In February, former Toronto mayoral candidate Rocco Rossi announced that he is running for the Progressive Conservatives in October in the Eglinton-Lawrence riding. But it seems PC leader Tim Hudak couldn’t get his hands on another unsuccessful mayoral hopeful.
On Tuesday, Sarah Thomson, founder of the Women’s Post, officially announced through her Facebook page that she was seeking the Liberal nomination. Thomson said she investigated both the Ontario Liberal and Conservative parties, but in the end was “proud to say, I choose the Ontario Liberal Party.”
One of the reasons why Thomson chose the Liberals over the Conservatives was because Hudak and his party, says Thomson, did not have a concrete plan if they were to govern the province. Instead, notes Thomson, Hudak was more interested in having a “candidate to carry their banner.”
“Their website is silent about any plans,” said Thomson. “I was told that their platform policy was a matter of secrecy that could not be discussed.
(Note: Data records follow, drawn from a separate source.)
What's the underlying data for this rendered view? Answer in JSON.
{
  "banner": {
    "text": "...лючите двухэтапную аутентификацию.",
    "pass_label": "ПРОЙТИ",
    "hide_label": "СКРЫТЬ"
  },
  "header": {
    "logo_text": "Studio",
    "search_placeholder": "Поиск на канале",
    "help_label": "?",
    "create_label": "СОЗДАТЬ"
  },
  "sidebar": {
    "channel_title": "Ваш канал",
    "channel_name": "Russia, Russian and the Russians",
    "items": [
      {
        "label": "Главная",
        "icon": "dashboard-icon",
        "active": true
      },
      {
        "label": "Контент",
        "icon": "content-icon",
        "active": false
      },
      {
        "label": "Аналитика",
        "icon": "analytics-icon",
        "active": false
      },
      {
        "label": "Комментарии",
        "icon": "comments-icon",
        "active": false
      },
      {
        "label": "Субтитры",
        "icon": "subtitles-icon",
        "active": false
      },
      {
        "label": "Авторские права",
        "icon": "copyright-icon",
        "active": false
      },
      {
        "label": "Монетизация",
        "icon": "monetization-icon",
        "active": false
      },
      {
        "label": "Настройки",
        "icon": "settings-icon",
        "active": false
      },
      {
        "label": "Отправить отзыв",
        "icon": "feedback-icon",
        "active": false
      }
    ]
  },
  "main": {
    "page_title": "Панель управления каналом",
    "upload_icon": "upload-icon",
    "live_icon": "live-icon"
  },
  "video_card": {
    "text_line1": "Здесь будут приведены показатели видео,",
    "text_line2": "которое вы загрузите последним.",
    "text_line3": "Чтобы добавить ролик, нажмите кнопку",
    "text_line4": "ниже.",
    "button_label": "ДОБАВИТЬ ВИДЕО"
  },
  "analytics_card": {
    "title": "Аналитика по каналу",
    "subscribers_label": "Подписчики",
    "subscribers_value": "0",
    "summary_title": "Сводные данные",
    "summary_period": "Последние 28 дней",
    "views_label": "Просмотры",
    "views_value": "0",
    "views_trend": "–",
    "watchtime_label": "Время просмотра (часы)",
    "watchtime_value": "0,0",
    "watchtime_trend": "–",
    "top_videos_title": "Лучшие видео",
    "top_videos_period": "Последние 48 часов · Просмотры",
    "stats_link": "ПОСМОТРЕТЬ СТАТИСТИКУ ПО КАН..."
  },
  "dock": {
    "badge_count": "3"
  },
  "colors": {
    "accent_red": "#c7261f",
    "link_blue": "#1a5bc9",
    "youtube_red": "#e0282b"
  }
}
I was left with many unanswered questions and the distinct impression that blind allegiance is what’s expected.”
Sarah Thomson (L), Rocco Rossi (C) and George Smitherman.
This announcement contradicts what Thomson originally said in January when “speculation” was running rampant. In an interview with the Globe and Mail, Thomson denied the reports and said she hasn’t spoken to anyone in regards to running for a seat in the Queen’s Park Ontario Legislature.
Thomson also told the Toronto Star that the reports were “news to me” and “kind of made up.”
New Democratic Party Member of Provincial Parliament of Trinity-Spadina, Rosario Marchese has held the seat for 20 years and actually welcomed Thomson’s decision. Marchese told the Toronto Sun: “I am happy that she has finally made up her mind and decided to run for the Liberals because we know she’s been courting the Conservatives as well, or they have courted her, and that she’s stopped waffling and decided to run for the Liberals.”
It is unclear if any of the provincial parties have sought former Ontario Deputy Premier and mayoral candidate George Smitherman. In an interview with TVO, Smitherman said he has no current plans to run for public office, but didn’t rule out the possibility in the future.
Ontario’s 40th general election will be held on Oct. 6, 2011.